For a 20-layer SM3, my theoretical bare-minimum where it would start not looking like ass, you'd have 80 texture loading calls, if you want the full treatment- diffuse, specular/glow/reflectivity, normalmap/depthmap, and 20 8-bit grayscales to give you interpolation values per layer. 80, vs. 12.
The number of calls matters, btw. I tested that, and regardless of the texture size, it still matters. IIRC, it's something to do with memory handling, but tbh, I couldn't follow it, all I know is that it actually matters and that it's testable- hence why I've been doing more stuff with atlases lately, btw, it's starting to make more sense.
You could cut it to two main tiles, and just keep specularity in texture1, but I really think we need all three, and possibly another 8-bit channel for advanced water, but that's another subject. So, 60 textures. 20 of which need to be heightmap -1, btw. So they may be larger than 1024!!!
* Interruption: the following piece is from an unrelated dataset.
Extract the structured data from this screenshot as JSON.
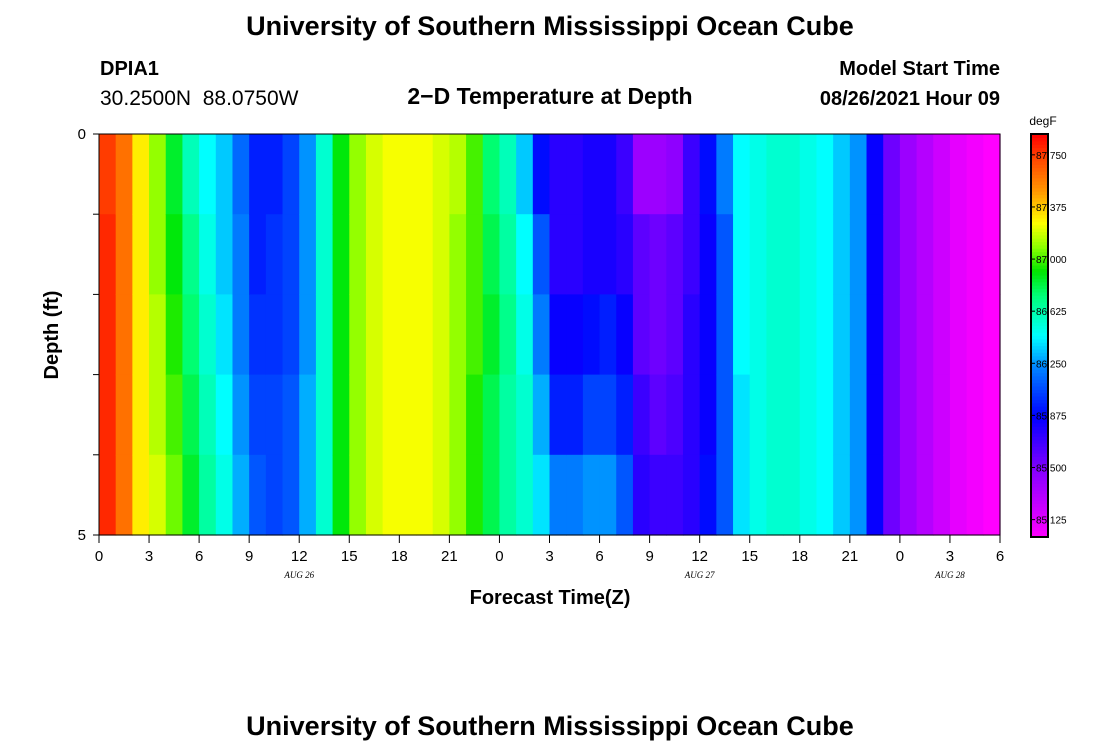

So, how many times are we re-rendering the geometry? A lot, because otherwise the GLSL won't compile on most end-users' hardware. That's a huge amount of load on the GPU side of things, even if we're maybe saving some time moving the textures across the bus. Hence why fillrate will kill you in the end.
Meh. Smoth, go build a test SM3, using the current stuff, with 20 layers with different tiles and normalmaps. Just see it, it doesn't require anything more than some colored noise per tile, same for the blenders.
Look, just to prove my point that I'm actually interested in being helpful, though, here's a free idea:
Instead of having tiles loaded per rendering pass, reduce the number of gl.texture calls by slicing up the blend textures into sectors and atlasing them. This obviously would put an upper limit on the number of blending levels that could be used, but that can get really high, depending on how many slices you use.
Make it a requirement that all tiles be the same size, and atlas them as well at runtime. Then you can reduce the number of texture calls considerably- three-four blenders per visible sector, maybe 15 tile atlases, depending on how many blend layers and the size of the tiles and the size of the atlases you want to throw across the bus. That's still a lot larger load than SMF 2.0, but it would be a considerable improvement over loose tiles, and atlases are fairly easy to code (although the GLSL side would not be so fun, I ran into that with P.O.P.S.... but that's another story).
The only major problem with this is determining which blender sectors are in POV, but that's something where SMF's source should be very helpful.
Anyhow, that should help, once you get the basics working, in terms of optimizing it. IDK whether JC used that strategy for SM3 or not, but it seems like a good way to reduce the load across the bus each frame to me.